LIGHTSPAN project optimizes design & manufacturing of pedestrian and bicycle bridges for a sustainable future

During the Steel Construction Day at Älvsjö Fair in October, the members of the LIGHTSPAN project, Peter Nilsson Strand, Amer Ali and Annette Fjeld-Hansen, presented the role of GA optimization and robotic welding in designing and manufacturing sustainable pedestrian and bicycle bridges.

Rundquist Arkitekter designed the LIGHTSPAN bridge concept shown here.

Peter Nilsson-Strand explained the background and objectives of the LIGHTSPAN project. Amer Ali from WSP presented results from GA optimization, which enables both material and cost savings, and Anette Fjeld-Hansen from Prodtex talked about the possibilities of robotic welding for bridge construction.

Funded by LIGHTer and starting in December 2020, the LIGHTSPAN project has been dedicated to optimizing the design and manufacturing of pedestrian and cycle bridges (GC bridges). The aim has been to create bridges that are not only technically sustainable, but also environmentally friendly and cost-effective. By automating the production process, including assembly and surface treatment, the project has opened the door to new solutions. Several material options have been evaluated, including conventional structural steel, weatherproof steel, duplex steel and aluminum. 

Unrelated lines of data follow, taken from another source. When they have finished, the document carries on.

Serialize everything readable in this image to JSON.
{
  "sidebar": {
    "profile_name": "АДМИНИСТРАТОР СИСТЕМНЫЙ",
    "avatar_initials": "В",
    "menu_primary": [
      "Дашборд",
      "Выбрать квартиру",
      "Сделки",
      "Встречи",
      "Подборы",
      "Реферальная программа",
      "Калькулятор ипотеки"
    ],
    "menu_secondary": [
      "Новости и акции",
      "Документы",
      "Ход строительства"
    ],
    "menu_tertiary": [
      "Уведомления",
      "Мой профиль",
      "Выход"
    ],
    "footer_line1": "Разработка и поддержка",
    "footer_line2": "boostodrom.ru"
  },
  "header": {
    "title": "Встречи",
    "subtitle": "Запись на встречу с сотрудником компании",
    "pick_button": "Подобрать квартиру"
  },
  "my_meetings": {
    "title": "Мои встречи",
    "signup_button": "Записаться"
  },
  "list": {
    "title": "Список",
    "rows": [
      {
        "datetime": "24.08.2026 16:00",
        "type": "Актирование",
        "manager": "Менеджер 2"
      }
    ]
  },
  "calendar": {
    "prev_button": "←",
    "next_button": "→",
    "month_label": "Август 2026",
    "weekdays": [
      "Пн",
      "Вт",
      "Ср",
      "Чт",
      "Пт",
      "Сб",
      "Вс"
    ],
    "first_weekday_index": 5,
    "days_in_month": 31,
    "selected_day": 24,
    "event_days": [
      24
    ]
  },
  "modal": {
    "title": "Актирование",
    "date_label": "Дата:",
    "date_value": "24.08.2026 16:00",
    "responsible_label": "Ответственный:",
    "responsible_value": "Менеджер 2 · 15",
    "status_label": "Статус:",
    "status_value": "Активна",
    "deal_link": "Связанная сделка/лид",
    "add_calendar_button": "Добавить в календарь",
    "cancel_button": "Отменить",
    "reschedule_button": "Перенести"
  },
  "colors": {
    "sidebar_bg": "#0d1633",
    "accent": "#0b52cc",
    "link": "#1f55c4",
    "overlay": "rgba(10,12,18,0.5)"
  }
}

Various truss structures, which form the primary load-bearing system for GC bridges, have been evaluated. Using generic optimization algorithms, different bar cross-sections and geometries have been investigated to find the most environmentally friendly and economically viable options. Up to about 20% material savings can be achieved when GA algorithms are used in the early design stage. 

New concepts that are scalable and more adapted to robotic manufacturing have also been developed and evaluated. These achieve significant weight and cost savings, about 20-30%, and more efficient manufacturing.

The LIGHTSPAN project has brought together a range of partners, including workshops, designers, architects, material manufacturers, bridge owners and research institutes. The project has run for three years and will end in November 2023.